可她才剛剛靠近許勝,許勝便抬腿一腳把她踹飛了出去。
「我發現你們的腦迴路真有意思,你為什麼覺得一個宰相的位置就能夠滿足得了我?」
「如今大雍王朝新帝登基,正是百廢待興的時候,自然需要一個強而有力的領導者。」
「像你這樣沒用的廢物,又怎麼可能讓百姓過上好日子呢?所以我建議你現在立刻下罪己詔,然後給我寫一份禪讓文書,讓我來當新皇帝。」
許勝隨手又是一掌把趙興抽倒,一隻腳踩在他的胸口,然後看向謝慕靈開口道。
「可不是,要是真讓這女人當皇帝了,天下百姓還不知道要過得有多苦呢。」
「陛下,自打你登基以來,各地匪患不斷,天災人禍頻發,臣等懇求陛下下罪己詔,禪位於許丞相!」
一些本就是由許勝扶持上來的文官也抓住這個機會,紛紛站出來開口勸道。
至於其他那些反對的聲音,自然是沒有的。
畢竟但凡要是敢持有反對意見的人,現在都已經成了一具屍體。
「你們這些叛徒!你們這些反賊!」
謝慕靈看著整個朝堂的人全部都站到許勝那一邊,氣得渾身顫抖,嘴角溢出了一口鮮血。
「我的耐心是有限的,我只給你半個時辰的時間,要是我看不到罪己詔和禪位文書,那我就只能把你們給剁了,對外就說女帝沉迷男色,死在了風流事上。

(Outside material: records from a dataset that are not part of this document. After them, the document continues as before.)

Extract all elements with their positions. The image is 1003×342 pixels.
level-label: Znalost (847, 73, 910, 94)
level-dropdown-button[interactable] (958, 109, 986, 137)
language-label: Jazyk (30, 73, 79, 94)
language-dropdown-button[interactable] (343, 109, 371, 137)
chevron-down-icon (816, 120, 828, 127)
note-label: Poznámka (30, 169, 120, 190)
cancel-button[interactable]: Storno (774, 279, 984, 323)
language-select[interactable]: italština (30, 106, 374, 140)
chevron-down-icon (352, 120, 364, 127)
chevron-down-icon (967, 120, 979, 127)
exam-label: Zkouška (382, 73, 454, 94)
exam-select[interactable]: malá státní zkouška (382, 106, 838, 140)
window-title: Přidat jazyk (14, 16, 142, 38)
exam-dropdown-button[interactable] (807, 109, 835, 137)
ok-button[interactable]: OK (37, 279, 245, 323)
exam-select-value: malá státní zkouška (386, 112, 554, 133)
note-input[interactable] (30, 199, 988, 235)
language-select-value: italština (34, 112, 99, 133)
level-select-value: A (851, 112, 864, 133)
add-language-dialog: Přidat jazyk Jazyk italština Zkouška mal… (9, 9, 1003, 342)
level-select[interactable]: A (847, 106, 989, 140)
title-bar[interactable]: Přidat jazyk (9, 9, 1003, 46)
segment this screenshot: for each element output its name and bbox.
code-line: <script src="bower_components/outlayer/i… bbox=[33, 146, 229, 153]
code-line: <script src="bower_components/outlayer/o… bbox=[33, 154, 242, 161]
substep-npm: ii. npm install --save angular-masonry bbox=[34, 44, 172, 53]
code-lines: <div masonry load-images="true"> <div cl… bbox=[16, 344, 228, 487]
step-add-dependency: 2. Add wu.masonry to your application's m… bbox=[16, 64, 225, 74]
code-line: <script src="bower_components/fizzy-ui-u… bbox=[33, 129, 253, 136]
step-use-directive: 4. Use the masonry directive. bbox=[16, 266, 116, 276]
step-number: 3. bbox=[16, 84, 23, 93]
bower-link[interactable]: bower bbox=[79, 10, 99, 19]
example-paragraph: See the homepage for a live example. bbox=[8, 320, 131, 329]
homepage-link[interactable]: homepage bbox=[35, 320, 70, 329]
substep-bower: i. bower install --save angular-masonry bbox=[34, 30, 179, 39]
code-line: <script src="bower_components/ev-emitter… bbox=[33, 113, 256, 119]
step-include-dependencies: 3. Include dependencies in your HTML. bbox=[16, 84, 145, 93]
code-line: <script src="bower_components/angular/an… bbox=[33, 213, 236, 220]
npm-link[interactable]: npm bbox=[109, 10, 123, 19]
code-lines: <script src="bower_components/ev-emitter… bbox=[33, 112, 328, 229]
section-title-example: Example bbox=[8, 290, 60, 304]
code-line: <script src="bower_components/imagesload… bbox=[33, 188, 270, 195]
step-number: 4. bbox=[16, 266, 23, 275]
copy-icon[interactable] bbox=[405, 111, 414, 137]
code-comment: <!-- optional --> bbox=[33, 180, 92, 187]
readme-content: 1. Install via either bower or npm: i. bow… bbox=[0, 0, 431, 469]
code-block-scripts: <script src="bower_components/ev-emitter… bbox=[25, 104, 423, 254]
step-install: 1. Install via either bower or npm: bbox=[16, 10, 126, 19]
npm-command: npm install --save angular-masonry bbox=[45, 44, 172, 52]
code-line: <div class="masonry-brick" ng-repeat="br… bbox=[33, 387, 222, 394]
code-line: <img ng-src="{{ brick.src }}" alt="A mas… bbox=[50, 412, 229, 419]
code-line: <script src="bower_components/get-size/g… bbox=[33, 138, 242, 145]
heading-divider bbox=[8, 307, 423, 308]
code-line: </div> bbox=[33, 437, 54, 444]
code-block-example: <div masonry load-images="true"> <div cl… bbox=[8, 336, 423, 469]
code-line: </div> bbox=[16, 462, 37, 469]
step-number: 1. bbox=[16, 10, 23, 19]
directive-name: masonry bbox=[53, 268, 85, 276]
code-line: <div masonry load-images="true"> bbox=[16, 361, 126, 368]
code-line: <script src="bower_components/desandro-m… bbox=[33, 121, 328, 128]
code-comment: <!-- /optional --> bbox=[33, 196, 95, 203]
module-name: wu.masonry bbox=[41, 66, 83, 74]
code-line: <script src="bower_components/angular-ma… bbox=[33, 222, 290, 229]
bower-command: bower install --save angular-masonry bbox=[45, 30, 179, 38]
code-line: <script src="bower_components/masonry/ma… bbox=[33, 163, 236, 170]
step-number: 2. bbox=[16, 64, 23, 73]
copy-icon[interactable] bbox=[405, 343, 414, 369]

」
許勝此刻已經來到龍椅前,一屁股坐在了上面。
他一隻手托著腮,另外一隻腳被他放在案桌上,臉上帶著笑意開口道。
「陛下,你就勉強低頭這一次吧,留得青山在,不怕沒柴燒,只要你下了罪己詔,
他就不敢光明正大的殺你,到時候我們可以去邊疆找金將軍,讓她帶我們重新奪回王朝!」
趙興滿嘴是血,有些口齒不清的連忙勸道。
他不知道許勝的身上發生了什麼變化,會突然變得如此心狠手辣。
但現在最重要的是先活著離開皇宮,至於其他的,以後都還有機會再重新奪回來。
謝慕靈依舊咬牙切齒,心中滿是不甘。
許久後,她終於嘆了一口氣,一臉不情願說道:「我下罪己詔就是!」
在許勝的督促下,謝慕靈很快就下了罪己詔,禪位文書也被她寫好蓋了章。
她將兩樣東西交給許勝,眼中有冰冷的恨意。
「趙興說的沒錯,從一開始你接近我就是不懷好意,你是不是等今天等很久了!」
許勝從對方手中接過東西,然後嗤笑出聲,「他讓你去吃屎你去不去?他說什麼你就信什麼,怪不得你會落得現在這個下場。」
「如果我一開始就對皇位有意思,我大可以隨便扶持一個其他皇子,而不是你這個和宮女雜交下來的雜種。」
「你可要千萬記住,你會落得現在這個下場,會失去王朝,全部都是因為趙興在其中挑撥離間,要不然你現在應該穩坐皇位,成就千古女帝。」
許勝臉上帶著笑容,淡淡的開口,同時發動惡魔低語的能力,在謝慕靈心中種下了一顆懷疑的種子。